At the same time, it was foreseen that the East German Länder would receive €3 billion of EU structural funds for three years after integration, but also that the merged German government would commit itself to provide the large amounts of money needed to modernise the East German economy, at the cost of €110 billion each year to Germany. The EU’s budget for the East German economy was worth 110 billion German marks. This led not only to the rapid legal but also to the economic integration of East Germany.
This rapid integration of East Germany was, of course, the result of special circumstances: the Soviet Union was disintegrating, Germany was merging, and the other major Western powers wanted Germany, which had become the largest European power, to be integrated and constrained by its European obligations, and to avoid any problems of domination. But, above all, Europe had a clear political will to do so. That is why East Germany integrated under a special procedure.

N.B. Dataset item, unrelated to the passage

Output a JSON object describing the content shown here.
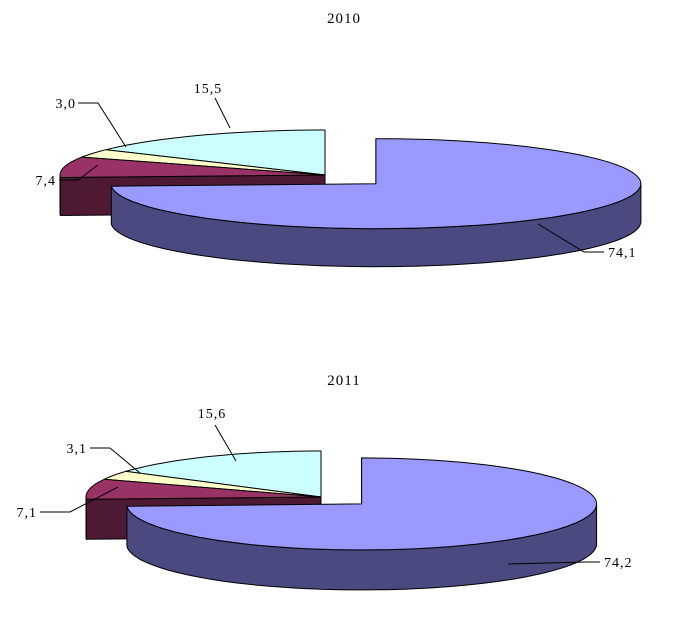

Thus, the European Union can and knows how to create and implement special programmes for rapid integration when it has political will. The Ukrainian people have won the right to this special procedure with their own blood. And to the political will of the EU. And it, too, can be realised during this year. Of course, how and in what way Ukraine could rapidly adopt the EU acquis should be discussed separately. But it can be done if we want to.
As for the special and abundant financial support that will be needed to rebuild and modernise Ukraine’s economy and infrastructure, I wrote a little earlier: using the idea proposed by Mr Borel, the EU should create a “Free Ukraine Fund”, whose multi-billion euro funds could be borrowed on international markets on behalf of the EU, as has been done for the Next GenerationEU Fund, which is designed to deal with the consequences of the pandemic.
If Ukraine becomes an EU member by the end of this year, it could also apply for EU structural funds, which under EU rules would not exceed Ukraine’s 4% of GDP limit. So Ukraine, with a GDP of €155 billion, could qualify for regular support of around €6 billion from EU funds. This would cost each European (450 million inhabitants) around €14 per year.
This is roughly the price of 3 pints of beer in the Old Town of Brussels. Somehow we would manage!
Is it possible for Ukraine to become an EU member within a year? For some, this may seem like a naive dream. But dreams are there to make us strive to make them a reality. As the German example shows, big dreams have the potential to become big new realities.
It is up to all of us to make one more great dream a reality.